Salingaros a Roma: «Gli architetti italiani distruggono la storia»

Salingaros a Roma: «Gli architetti italiani distruggono la storia»

Giovedì durante un incontro alla Facoltà di architettura a Valle Giulia è stato contestato, ma non se l’è presa. «Una reazione normale, agli studenti le mie idee sono sembrate troppo rivoluzionarie», dice Nikos Salingaros a Roma per promuovere il suo ultimo libro «No alle archistar». Una raccolta di scritti col contributo tra l’altro dell’urbanista Léon Krier consulente del Principe Carlo d’Inghilterra, presentata all’Eur dalla Fondazione CE.S.A.R. e alla Camera dei Deputati dal deputato PdL Fabio Rampelli.
«Il pensiero di Salingaros rappresenta la fase di rottura dell’egemonia dell’archistar system», precisa l’onorevole Rampelli. «Non siamo contrari all’architettura contemporanea, ma vogliamo che ci sia spazio anche per l’architettura tradizionale e identitaria». E propone di «riqualificare le periferie degradate attraverso la creazione di centri storici dove sia promossa la socializzazione in piazze, cortili, viali, ville storiche e non anonime lande desolate», trasformando i quartieri dormitorio in luoghi in cui sia piacevole vivere. Senza occupare ulteriore spazio, restaurando, demolendo e ricostruendo con aumenti di volumetria, un sistema già usato in America e in tutta Europa con la Francia capofila. E annuncia la presentazione di un disegno di legge alla Camera. Anche per Salingaros «è possibile rimodellare le nostre vecchie città, ma applicando codici urbanistici precisi.

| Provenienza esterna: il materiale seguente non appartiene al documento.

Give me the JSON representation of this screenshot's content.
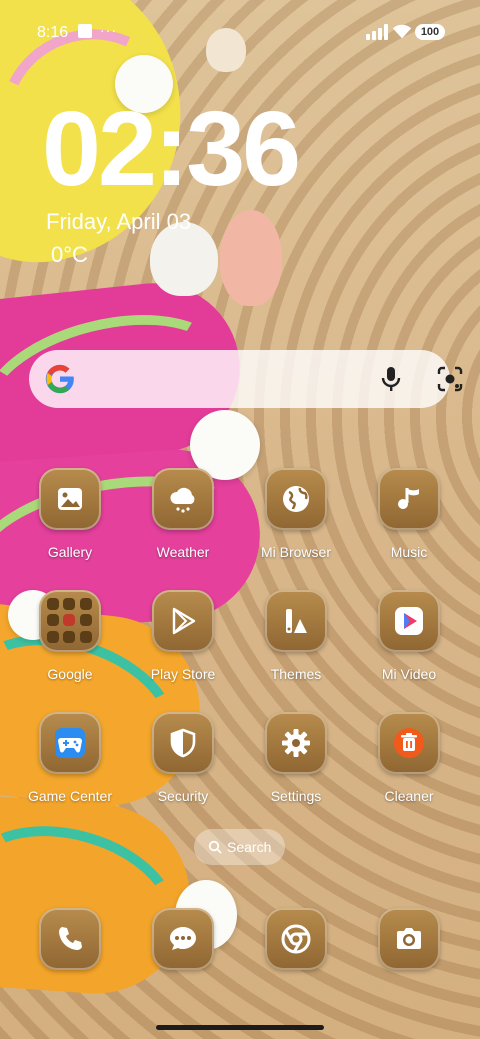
{
  "status_bar": {
    "time": "8:16",
    "battery": "100"
  },
  "clock": {
    "time": "02:36",
    "date": "Friday, April 03",
    "temperature": "0°C"
  },
  "search_bar": {
    "google_icon": "google-g-icon",
    "mic_icon": "microphone-icon",
    "lens_icon": "camera-lens-icon"
  },
  "apps": [
    {
      "label": "Gallery",
      "icon": "image-icon"
    },
    {
      "label": "Weather",
      "icon": "cloud-icon"
    },
    {
      "label": "Mi Browser",
      "icon": "globe-icon"
    },
    {
      "label": "Music",
      "icon": "music-note-icon"
    },
    {
      "label": "Google",
      "icon": "folder-icon"
    },
    {
      "label": "Play Store",
      "icon": "play-icon"
    },
    {
      "label": "Themes",
      "icon": "themes-icon"
    },
    {
      "label": "Mi Video",
      "icon": "video-play-icon"
    },
    {
      "label": "Game Center",
      "icon": "gamepad-icon"
    },
    {
      "label": "Security",
      "icon": "shield-icon"
    },
    {
      "label": "Settings",
      "icon": "gear-icon"
    },
    {
      "label": "Cleaner",
      "icon": "trash-icon"
    }
  ],
  "app_search": {
    "label": "Search"
  },
  "dock": [
    {
      "icon": "phone-icon"
    },
    {
      "icon": "message-icon"
    },
    {
      "icon": "chrome-icon"
    },
    {
      "icon": "camera-icon"
    }
  ]
}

E l’Italia è in grado di farlo».
Il libro di Salingaros, sottotitolo «Il manifesto contro le vanguardie» (Libreria Editrice Fiorentina), è una dichiarazione di guerra che mira a colpire al cuore l’architettura alla moda e i suoi pagatissimi guru, sostenuti dalla politica e dalla finanza. Architetti che, secondo Salingaros, matematico e urbanista di fama internazionale, «hanno prodotto un mondo di città invivibili e uguali». Contro i grattacieli, un concentrato di gente e di stress, contro le periferie dormitorio prive di tessuto urbano e per città a scala umana che garantiscano ambienti confortevoli. «Se un governo chiama un famoso architetto che il popolo non vuole - prosegue - la struttura democratica dovrebbe bloccarlo, ma non sempre la cosa funziona». E l’esempio dell’Ara Pacis di Meier viene subito alla mente.

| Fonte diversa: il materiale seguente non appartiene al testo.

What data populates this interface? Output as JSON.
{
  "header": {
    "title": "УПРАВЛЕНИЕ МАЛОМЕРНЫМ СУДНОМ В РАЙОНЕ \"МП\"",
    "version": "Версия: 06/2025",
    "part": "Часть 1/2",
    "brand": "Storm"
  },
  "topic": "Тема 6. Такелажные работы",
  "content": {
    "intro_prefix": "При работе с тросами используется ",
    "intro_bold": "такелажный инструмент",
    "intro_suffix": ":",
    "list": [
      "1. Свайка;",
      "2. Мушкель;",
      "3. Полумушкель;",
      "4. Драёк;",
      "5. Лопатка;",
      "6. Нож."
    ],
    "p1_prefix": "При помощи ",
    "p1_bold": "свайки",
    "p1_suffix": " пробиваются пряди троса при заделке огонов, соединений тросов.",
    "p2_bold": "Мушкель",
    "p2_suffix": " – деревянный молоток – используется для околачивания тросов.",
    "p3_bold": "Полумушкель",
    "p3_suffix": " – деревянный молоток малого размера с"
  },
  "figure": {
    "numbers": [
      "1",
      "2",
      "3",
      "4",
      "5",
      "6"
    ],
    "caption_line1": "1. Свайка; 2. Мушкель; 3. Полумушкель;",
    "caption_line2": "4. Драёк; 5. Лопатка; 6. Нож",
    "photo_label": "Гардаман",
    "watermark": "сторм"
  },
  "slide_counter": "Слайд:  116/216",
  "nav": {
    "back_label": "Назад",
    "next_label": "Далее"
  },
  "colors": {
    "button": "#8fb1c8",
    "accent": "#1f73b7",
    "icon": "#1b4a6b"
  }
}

Come può la Roma del terzo millennio coniugare la propria storia millenaria con la modernità? A chi si devono ispirare gli architetti per essere originali? «Anzitutto non copiare le archistar che non sono originali, ma adottare un linguaggio adatto al luogo», risponde. «Oggi sembra impossibile costruire una piazza per l’uomo perché i nostri architetti non sanno niente e distruggono le piazze storiche imponendo un linguaggio impoverito».